Céline Bourragué

Céline Bourragué

Digital Manager

DEPRESSION OU TRISTESSE

Une légende raconte qu’Hippocrate fut appelé au chevet du jeune roi de Macédoine qui avait perdu l’appétit, le sommeil et tout intérêt pour les affaires de l’Etat.
Hippocrate avait déjà décrit la maladie mélancolique (en Grec, maladie de la bile noire).
Après examen du roi, Hippocrate conclut que le mal du roi n’était pas de nature médicale, mais qu’il était du à son amour secret pour une des concubines de son père tout juste défunt.
Le médecin conseilla au roi de la courtiser, ce qu’il fit avec succès, retrouvant du même coup son appétit de vivre.

Aujourd’hui, le psychiatre aurait diagnostiqué un épisode de dépression majeure, mais ne s’agissait il pas plutôt d’une simple tristesse.
Pour qu’un état puisse être tenu pour pathologique : une réelle dépression, il faut qu’il y ait un dysfonctionnement d’un système ou d’un organe
La tristesse ordinaire est une tristesse socialement et culturellement adaptée, par exemple à l’occasion d’un deuil.
Au contraire, la tristesse pathologique est à la fois nuisible à l’individu
et inadaptée à sa situation sociale et culturelle.

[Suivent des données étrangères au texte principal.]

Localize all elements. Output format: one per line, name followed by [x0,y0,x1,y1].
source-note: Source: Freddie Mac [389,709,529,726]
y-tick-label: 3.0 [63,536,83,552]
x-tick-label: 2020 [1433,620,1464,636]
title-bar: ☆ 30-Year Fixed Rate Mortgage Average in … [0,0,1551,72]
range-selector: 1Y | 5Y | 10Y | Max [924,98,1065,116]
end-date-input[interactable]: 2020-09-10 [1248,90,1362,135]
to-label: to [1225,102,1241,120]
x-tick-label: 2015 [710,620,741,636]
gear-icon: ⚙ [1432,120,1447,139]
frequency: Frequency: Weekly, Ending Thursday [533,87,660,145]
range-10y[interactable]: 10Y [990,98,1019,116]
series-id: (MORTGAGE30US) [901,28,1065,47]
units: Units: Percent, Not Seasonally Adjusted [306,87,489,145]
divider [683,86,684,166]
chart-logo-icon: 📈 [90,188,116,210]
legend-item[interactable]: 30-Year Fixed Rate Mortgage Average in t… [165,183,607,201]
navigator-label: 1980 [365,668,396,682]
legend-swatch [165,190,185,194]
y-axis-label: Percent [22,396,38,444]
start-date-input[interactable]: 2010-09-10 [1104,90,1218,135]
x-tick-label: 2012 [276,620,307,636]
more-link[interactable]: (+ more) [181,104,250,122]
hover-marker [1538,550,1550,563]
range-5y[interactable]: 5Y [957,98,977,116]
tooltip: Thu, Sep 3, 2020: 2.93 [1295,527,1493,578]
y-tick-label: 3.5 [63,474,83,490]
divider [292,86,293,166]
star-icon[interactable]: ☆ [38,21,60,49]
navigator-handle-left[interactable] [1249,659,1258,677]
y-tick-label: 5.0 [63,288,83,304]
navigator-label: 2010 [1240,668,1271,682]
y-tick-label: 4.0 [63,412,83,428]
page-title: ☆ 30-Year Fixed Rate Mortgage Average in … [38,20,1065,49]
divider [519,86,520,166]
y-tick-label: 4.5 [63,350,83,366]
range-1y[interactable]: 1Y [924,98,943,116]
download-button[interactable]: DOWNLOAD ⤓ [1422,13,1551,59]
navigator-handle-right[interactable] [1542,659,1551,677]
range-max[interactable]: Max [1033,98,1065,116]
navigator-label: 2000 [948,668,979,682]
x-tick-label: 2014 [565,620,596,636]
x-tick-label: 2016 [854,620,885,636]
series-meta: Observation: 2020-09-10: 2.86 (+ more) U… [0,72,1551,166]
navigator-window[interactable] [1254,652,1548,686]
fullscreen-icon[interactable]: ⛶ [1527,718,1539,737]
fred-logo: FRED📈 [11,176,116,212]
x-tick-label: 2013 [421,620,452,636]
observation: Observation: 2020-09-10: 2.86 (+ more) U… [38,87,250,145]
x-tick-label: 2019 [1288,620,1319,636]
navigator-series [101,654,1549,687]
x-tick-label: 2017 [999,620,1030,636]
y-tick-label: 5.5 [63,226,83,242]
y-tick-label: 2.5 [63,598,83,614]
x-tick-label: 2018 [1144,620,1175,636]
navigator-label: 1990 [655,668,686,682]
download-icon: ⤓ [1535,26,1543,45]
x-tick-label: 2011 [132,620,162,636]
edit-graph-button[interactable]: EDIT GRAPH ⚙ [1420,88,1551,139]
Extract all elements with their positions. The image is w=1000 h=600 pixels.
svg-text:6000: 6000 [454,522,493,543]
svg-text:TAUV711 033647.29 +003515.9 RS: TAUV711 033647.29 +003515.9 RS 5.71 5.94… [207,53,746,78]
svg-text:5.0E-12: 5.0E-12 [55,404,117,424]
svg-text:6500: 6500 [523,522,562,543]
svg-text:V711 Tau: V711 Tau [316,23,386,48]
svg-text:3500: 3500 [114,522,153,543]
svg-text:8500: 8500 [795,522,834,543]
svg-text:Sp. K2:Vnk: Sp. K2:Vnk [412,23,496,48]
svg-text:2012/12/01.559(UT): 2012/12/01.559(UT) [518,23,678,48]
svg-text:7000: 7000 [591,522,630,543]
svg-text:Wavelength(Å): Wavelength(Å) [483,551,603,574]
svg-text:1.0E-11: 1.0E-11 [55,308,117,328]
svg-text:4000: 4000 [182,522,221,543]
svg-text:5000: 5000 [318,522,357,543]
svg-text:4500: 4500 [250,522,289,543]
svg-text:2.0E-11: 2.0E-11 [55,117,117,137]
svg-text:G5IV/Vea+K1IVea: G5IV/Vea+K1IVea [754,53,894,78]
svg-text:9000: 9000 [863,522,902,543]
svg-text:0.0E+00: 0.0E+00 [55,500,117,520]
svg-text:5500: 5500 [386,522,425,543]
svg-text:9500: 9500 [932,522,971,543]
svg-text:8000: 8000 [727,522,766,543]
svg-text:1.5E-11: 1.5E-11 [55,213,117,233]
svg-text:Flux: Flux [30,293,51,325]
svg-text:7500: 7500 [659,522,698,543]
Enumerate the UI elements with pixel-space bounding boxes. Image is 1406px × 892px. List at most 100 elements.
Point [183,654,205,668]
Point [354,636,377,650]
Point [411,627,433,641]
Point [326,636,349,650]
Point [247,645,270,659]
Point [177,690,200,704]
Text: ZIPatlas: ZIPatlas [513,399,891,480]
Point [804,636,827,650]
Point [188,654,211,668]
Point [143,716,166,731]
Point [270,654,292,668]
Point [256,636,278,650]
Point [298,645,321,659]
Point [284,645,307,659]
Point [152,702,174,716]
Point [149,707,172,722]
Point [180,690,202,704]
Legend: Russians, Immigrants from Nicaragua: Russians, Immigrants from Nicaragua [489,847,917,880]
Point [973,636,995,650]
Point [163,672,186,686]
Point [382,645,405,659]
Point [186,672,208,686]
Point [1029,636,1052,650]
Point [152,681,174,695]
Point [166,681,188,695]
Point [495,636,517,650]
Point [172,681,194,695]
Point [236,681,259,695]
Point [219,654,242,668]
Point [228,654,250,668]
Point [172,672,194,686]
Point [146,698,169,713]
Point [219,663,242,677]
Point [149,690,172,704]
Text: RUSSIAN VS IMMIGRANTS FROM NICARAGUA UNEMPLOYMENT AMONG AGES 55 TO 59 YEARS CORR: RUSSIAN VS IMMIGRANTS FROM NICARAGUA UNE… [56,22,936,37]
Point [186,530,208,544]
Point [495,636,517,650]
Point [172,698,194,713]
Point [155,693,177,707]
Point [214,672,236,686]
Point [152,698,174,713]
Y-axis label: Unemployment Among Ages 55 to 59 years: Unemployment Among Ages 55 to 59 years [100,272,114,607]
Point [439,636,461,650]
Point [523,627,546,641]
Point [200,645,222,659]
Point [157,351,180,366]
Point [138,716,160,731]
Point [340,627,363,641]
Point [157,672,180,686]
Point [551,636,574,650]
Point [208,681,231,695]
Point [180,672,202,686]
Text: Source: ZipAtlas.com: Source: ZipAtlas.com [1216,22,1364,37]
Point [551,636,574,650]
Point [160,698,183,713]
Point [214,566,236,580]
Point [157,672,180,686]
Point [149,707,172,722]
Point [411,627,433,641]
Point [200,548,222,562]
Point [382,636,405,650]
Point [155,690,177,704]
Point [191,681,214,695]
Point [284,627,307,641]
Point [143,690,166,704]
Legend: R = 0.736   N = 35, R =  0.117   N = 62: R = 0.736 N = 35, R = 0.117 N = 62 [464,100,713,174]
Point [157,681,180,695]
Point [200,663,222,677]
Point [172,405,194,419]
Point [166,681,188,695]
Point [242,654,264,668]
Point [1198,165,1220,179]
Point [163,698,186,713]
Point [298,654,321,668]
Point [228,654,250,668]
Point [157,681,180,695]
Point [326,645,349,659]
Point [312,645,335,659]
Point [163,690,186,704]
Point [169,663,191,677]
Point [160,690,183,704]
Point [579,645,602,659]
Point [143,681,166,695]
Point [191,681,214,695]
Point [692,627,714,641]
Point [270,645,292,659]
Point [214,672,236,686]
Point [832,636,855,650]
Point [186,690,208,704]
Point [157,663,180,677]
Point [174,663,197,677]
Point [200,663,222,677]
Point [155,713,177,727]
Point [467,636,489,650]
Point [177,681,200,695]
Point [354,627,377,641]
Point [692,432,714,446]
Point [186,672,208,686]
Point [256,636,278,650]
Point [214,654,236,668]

Il est bien difficile de déterminer quand l’on passe de la tristesse ordinaire à la tristesse pathologique, comme de la morosité à la mélancolie, du spleen à la dépression.
Dans le premier cas, l’empathie des autres suffit, dans le second cas, le psychiatre et les médicaments peuvent s’avérer nécessaires.